However, in today’s integrated digital world, the applications for these cross-domain solutions are far wider than simply government or critical infrastructure environments. It’s clear that manufacturing industries and those involved within the supply chain to critical infrastructure (agriculture, food production and distribution, public health organizations and transportation to name a few) also need to secure their systems and assets in similar ways.
You can read more about cross-domain solutions and Forcepoint Data Guard in part one of our blog series.
Broader even than this, we at Forcepoint have worked with many commercial enterprise customers to apply this government-strength data protection to their systems.
Managing and Controlling Data Passed through IoT systems
Commercial organizations may not consider themselves at the cutting edge of IoT adoption. However, IoT can have a broad definition. For example, one of our customers, when undertaking a cybersecurity audit, discovered that they could access data from, listen into and even tamper with the CCTV cameras across the entire organization.
Uncovering this access – which had not been breached in any way – shocked the organization. They were able to listen into sensitive conversations between security guards, control the cameras remotely (turning them away from their pre-set locations), and eavesdrop on staff. The customer approached Forcepoint to secure this access.
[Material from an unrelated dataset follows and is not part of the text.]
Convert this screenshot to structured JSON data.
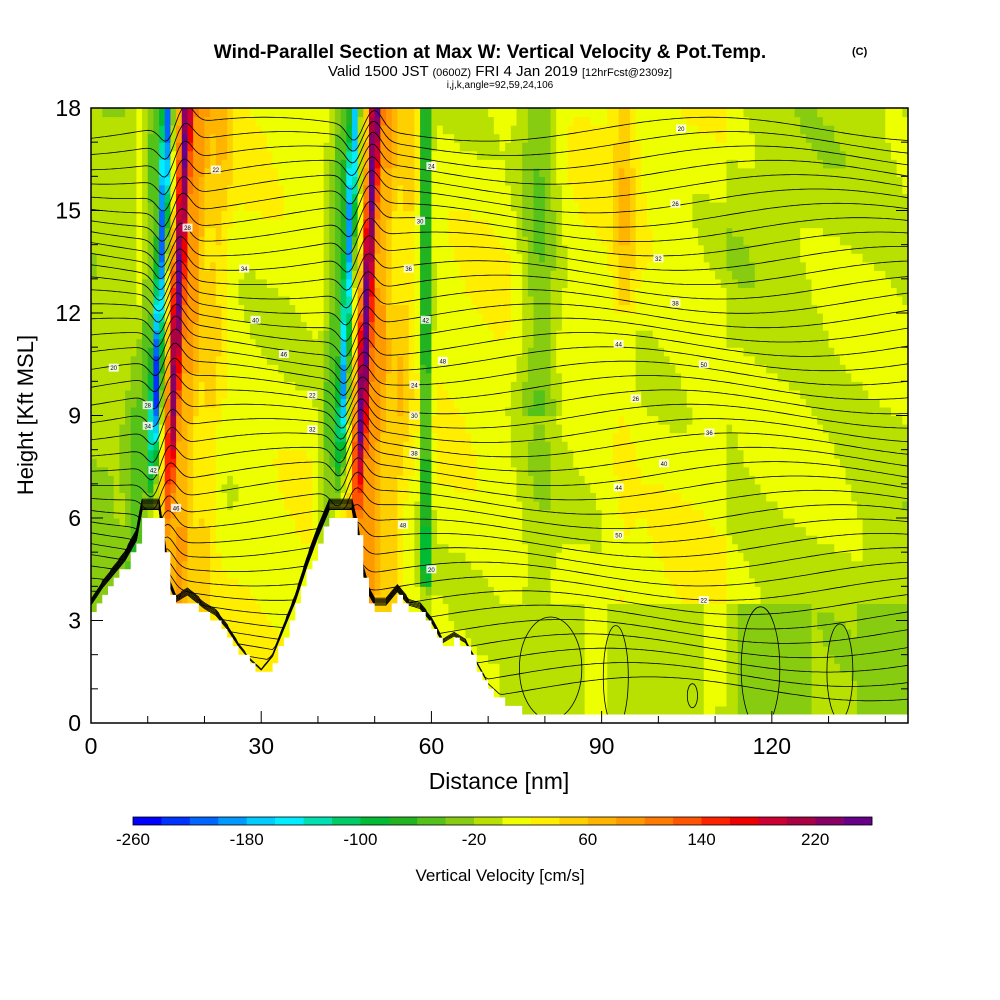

Forcepoint Data Guard provided the solution to this challenge. Installing the data guard between the Video Management System (VMS) and the cameras themselves Forcepoint and the customer were able to apply filters and rules. Operating at byte-level content inspection, this ensured that any commands being sent to the camera (e.g. turn, pivot) were authorised. In addition, the organization was able to turn off audio recording in selected sensitive locations, ensuring privacy protection and increased security. Audit trail and logging systems were built in, to ensure only those authorized to view camera footage could access it. Crucially, installing data guard in a CCTV setting such as this can prevent the exfiltration by malicious actors of private, valuable or sensitive camera footage.
Web Services are another area within commercial organizations which must be managed. We are talking here about server-to-server communication, based on APIs and often happening in automated ways. For example, file transfers, data provision requests, image downloads and of course user authentication requests. All ways to transfer potentially sensitive data which must be managed and controlled.
These server-to-server communications must be managed. Network administrators need to ensure that nothing else is coming through (malicious files) or being delivered where it should not (data exfiltration). Administrators need a bi-directional inspection of all the data being transferred between systems. Forcepoint Data Guard in these situations provides a protocol break and full network isolation and the ability to inspect and whitelist the full web services connection. Rules can be set to pass, modify, block or obfuscate data as it passes, ensuring no PII or other regulated data can accidentally leave via API.
For those providing cloud services, back-end online retail, third-party data management and many other services, protecting this type of critical data is essential. Data Guard offers highly secure, defense-grade level of both data security and cybersecurity in these circumstances.
Commercial organizations do need to think about the high assurance protection of data-in-transit, ensuring productivity and functionality is not limited when the cybersecurity posture is improved.